Naira Depreciates Again: Closes at N1,378/$ as CBN Withholds Intervention
By Aboki Forex —
The naira closed at N1,378.43 per dollar at the official market on Thursday, July 9, even as Nigeria's external reserves held above $51 billion. Interbank foreign exchange turnover fell sharply by more than 62% to $78.71 million, as the Central Bank of Nigeria (CBN) withheld fresh dollar intervention.
Analysts linked the renewed naira weakness to seasonal demand for dollars from Nigerians funding overseas tuition, travel, and medical trips. The naira is now trading at the black market above N1,400 per dollar for the first time in weeks.
Official Rate Gains Marginally, but Activity Collapses
Data from the CBN showed the naira closed at N1,378.43 to the dollar at the Nigerian Foreign Exchange Market (NFEM). That was a gain of 64 kobo or 0.05% from the N1,379.07 recorded the previous session.
But the marginal improvement masked a steep drop in trading activity. Interbank foreign exchange turnover fell by over 62% to $78.71 million, down from $208.09 million the day before. Completed transactions declined from 150 to 106, signalling limited appetite and no fresh CBN intervention.
Black Market Premium Widens to N46
Beyond the official window, the naira found little support. GTBank's FX desk quoted the currency at N1,385 to the dollar, while the parallel market held at N1,400. The naira also softened against other major currencies, settling at N1,846.82 per pound sterling and N1,576.10 per euro.
The CBN's published rates placed the Saudi Riyal at N367.16, the UAE Dirham at N375.31, the Chinese Yuan at N202.83, and the South African Rand at N84.19. The parallel market rate represents a roughly N46 premium over the official rate, a divergence that reverses the near-convergence Nigeria achieved earlier in 2026 when the naira briefly traded around N1,370 to the dollar in February. It has since slipped to approximately N1,425 in parts of the unofficial market, reflecting a depreciation of about 3.9%.
Seasonal Demand and CBN Strategy Under Scrutiny
Analysts attributed the currency's renewed difficulties primarily to seasonal factors. As summer begins, demand for dollars tends to spike among Nigerians financing overseas education, holidays, medical treatment, and business travel, placing temporary but significant strain on supply.
The level of external reserves, which ordinarily signals CBN capacity to defend the naira, has not been sufficient on its own to contain the seasonal demand surge. Analysts noted that reserves provide firepower rather than a guarantee, and that the apex bank's apparent decision to hold back intervention has left the market to clear at weaker rates.
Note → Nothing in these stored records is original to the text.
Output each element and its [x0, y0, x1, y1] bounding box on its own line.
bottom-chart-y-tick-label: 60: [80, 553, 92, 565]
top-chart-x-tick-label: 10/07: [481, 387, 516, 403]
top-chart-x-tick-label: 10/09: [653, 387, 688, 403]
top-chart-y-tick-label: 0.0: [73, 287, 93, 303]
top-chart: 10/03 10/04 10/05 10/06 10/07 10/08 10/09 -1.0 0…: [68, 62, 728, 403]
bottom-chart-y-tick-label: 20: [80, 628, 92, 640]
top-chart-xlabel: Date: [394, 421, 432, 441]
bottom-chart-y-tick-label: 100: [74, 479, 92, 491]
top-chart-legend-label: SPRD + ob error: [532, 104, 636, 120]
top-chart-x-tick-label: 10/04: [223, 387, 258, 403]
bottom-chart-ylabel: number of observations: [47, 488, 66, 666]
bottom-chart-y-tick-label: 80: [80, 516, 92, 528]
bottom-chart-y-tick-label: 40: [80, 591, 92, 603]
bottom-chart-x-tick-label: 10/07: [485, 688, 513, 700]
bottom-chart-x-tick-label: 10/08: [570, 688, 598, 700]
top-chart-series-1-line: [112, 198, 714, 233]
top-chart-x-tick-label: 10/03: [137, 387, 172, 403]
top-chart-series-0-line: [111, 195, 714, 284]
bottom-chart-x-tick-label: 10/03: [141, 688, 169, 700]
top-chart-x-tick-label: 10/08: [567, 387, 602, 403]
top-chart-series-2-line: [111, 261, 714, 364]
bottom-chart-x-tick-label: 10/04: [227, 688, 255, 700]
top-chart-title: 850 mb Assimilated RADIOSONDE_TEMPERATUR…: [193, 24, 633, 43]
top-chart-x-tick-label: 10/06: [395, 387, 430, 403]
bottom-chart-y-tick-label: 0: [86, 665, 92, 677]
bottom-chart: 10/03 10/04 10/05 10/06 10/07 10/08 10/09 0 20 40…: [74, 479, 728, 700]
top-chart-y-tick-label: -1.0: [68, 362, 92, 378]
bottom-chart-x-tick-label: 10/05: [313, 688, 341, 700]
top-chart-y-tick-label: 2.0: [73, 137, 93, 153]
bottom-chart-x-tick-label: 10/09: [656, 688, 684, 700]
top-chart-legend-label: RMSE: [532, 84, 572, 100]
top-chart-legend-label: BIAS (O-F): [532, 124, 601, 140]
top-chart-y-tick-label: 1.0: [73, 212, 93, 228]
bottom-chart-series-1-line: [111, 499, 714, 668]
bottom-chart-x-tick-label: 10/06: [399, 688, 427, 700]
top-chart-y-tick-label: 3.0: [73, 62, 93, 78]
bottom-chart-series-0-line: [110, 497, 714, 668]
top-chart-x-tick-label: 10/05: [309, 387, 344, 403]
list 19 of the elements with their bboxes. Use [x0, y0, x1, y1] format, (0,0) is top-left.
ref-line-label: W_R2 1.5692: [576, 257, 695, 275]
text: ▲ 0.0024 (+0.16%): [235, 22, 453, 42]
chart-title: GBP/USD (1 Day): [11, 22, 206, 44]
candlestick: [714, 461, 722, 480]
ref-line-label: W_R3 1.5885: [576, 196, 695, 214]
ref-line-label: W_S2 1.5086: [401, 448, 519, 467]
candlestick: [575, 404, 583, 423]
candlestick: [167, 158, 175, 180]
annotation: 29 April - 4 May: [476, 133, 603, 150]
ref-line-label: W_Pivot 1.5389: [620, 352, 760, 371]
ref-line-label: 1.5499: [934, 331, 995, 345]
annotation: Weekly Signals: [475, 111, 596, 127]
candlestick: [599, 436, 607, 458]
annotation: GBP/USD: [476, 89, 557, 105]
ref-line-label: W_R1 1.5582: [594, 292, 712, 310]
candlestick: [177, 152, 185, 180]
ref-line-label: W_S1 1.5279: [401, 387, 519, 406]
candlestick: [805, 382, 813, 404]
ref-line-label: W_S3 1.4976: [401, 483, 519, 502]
What This Means for the Naira and Businesses
Looking ahead, analysts said sustained exchange rate stability will hinge on a reliable flow of foreign currency from oil export revenues, diaspora remittances, and foreign portfolio investments, combined with continued confidence in Nigeria's ongoing foreign exchange reforms. Without a meaningful pickup in dollar supply to counter the seasonal demand spike, analysts expect the naira to remain under pressure in the weeks ahead, regardless of the country's strong reserve position.